This "Magellanic view" of programming language exploration doesn't seem quite right. Programming language design is mostly not about finding virgin territory by inventing brand new ideas (which was admittedly easier in the era when high-level languages were brand new – i.e. in the 1950s). Rather, it's mostly about finding unexplored folds hidden nearby in the vast, combinatorial manifold of ways to combine existing ideas in a single, coherent language.

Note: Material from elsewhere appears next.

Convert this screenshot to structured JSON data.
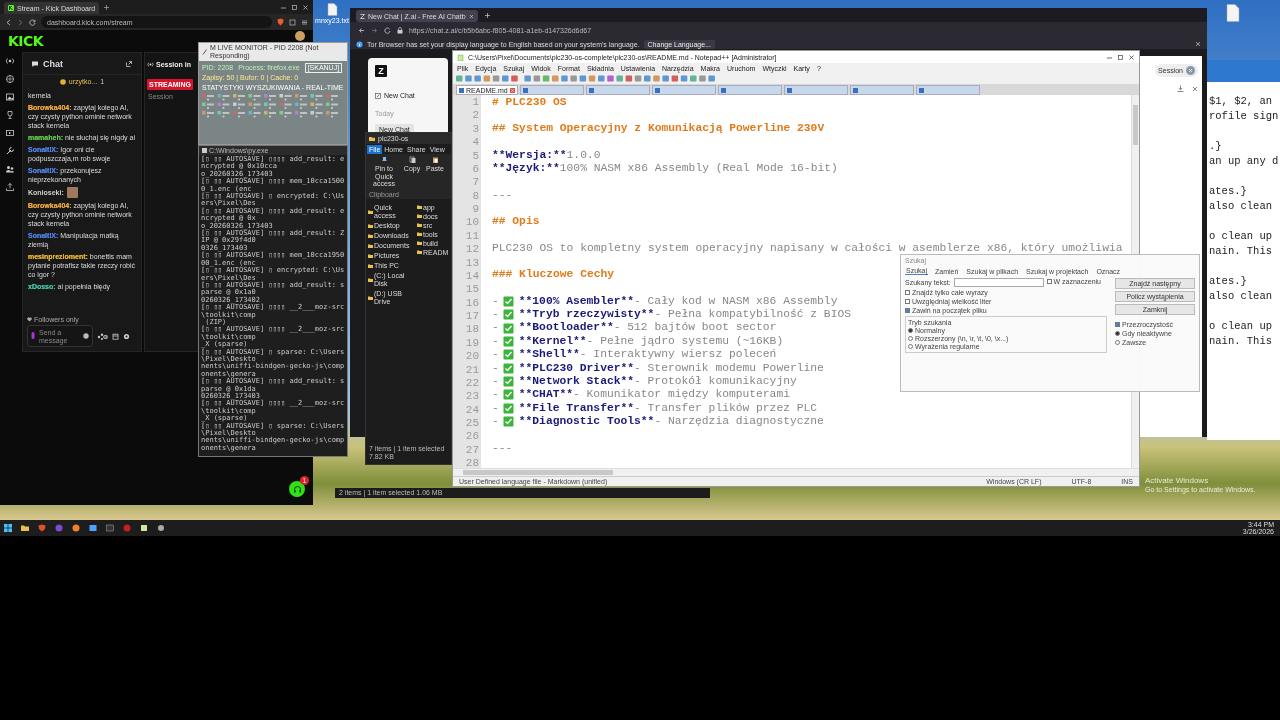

In my experience, people who have spent a lot of time designing languages are the most sympathetic to people trying new permutations – precisely because they are so painfully aware of all the awful compromises they were forced to make in their own designs and their understanding that much better ways of combining those features might be so tantalizingly close.
Scala is a great example: the innovation of the language is not so much in new language features, but rather in its ingenious combination of so many powerful features into a single, coherent system. Of course, some may argue that Scala has too many features (I'm a bit terrified of it), but it's indisputable that putting all those pieces together in a way that works is tour de force of language design.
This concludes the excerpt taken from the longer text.